Vincenzo Nibali semble être le dernier rival potentiel de Chris Froome, même s'il n'a pas été impérial jusqu'ici - Photo Unipublic / Photogomez
1 septembre 2017
Par  Robin Watt 

De la difficulté de désigner un rival

Il y a tout juste deux semaines, la Vuelta s’élançait, et très rapidement, Chris Froome y apposait sa patte en devenant maillot rouge. Un leader solide, rarement pour ne pas dire jamais mis en difficulté, qui n’a pas vraiment de rival. Seulement des adversaires qui se succèdent avant de sortir du jeu.

Contador et Chaves, une journée et tout s’envole

Ce jeudi vers Antequera Los Dolmenes, Chris Froome s’est fait peur. Mais tout seul, pas vraiment à cause de ses adversaires. D’ailleurs, conscient de sa force, il n’a pas paniqué. On l’a vu poser délicatement son vélo sur le bas-côté en attendant d’être dépanné. Puis il a limité la casse, ne perdant que vingt secondes sur les autres protagonistes du général, exception faite à Alberto Contador qui lui a repris un peu plus du double. Presque idéal pour nous faire oublier que dans ce Tour d’Espagne, il n’y a plus grand suspense. Oui, Vincenzo Nibali s’est du coup replacé à moins d’une minute du maillot rouge au classement général. Mais le leader britannique paraît toujours aussi intouchable, en grande partie parce que depuis deux semaines, il est impossible de détacher clairement un coureur capable de le titiller, ou au moins de tenir sa roue chaque jour pour lui mettre le doute.

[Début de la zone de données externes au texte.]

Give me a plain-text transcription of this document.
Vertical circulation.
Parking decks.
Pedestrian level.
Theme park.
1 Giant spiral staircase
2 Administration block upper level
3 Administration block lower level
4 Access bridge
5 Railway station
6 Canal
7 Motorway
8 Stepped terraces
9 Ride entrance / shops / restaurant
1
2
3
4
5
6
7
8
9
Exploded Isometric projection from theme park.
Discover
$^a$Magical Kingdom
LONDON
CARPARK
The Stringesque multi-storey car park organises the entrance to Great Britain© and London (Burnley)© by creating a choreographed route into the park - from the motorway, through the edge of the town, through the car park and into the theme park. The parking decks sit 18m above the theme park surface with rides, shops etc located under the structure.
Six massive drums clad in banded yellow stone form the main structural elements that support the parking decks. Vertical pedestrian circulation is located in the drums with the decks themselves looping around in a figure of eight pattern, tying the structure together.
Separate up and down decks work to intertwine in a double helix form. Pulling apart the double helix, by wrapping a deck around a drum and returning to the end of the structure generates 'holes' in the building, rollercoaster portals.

Alberto Contador, clairement, aurait pu être celui-là. Mais en perdant plus de deux minutes et demie dès l’étape andorrane, le troisième jour, il a fait une croix sur ses chances de victoire finale. Dommage car depuis, il est le seul capable de faire jeu égal avec Froomey, de s’isoler avec lui voire de lui reprendre du temps, comme jeudi. Mais le Britannique peut se contenter de contrôler. Aussi offensif soit-il, l’Espagnol est toujours pointé à plus de trois minutes du maillot rouge. Rédhibitoire. Les autres, eux, ont parfois fait illusion. Jusqu’à il y a quelques jours, Esteban Chaves était à moins de quarante secondes de la première place. Mais il a suffi d’une journée pour qu’il perde quasiment tout : le voilà toujours sur le podium provisoire, mais à plus de deux minutes et alors que se profile un contre-la-montre de quarante bornes la semaine prochaine. Là encore, il ne faut plus espérer voir le Colombien venir titiller le Britannique.

Nibali, le dernier survivant

Pour le reste, on ne se faisait pas de grandes illusions concernant David De la Cruz et Nicolas Roche, un temps très bien placés, mais qui ont payé l’arrivée de la haute montagne. Tejay van Garderen, pas chanceux, aurait sans doute subi le même sort, mais on n’a même pas pu en avoir la certitude, une chute ayant raison de ses ambitions avant même les grandes bagarres. Fabio Aru, lui, semble avoir les jambes bien lourdes après un Tour de France terminé difficilement, comme Romain Bardet, qui a très vite concédé du temps et revu ses objectifs, ciblant désormais les étapes. Reste Miguel Angel Lopez, solution de rechange chez Astana, mais le jeune colombien a lui perdu trop de temps en début de course, cantonné à son rôle de lieutenant pour Aru. Alors tous les regards se tournent désormais vers un Vincenzo Nibali pas impérial, lâché à Alcossebre, en première semaine, mais esseulé. Il n’y a plus que le Squale pour sortir les dents au point de faire douter Chris Froome. Alors faisons comme si on y croyait, nous aussi.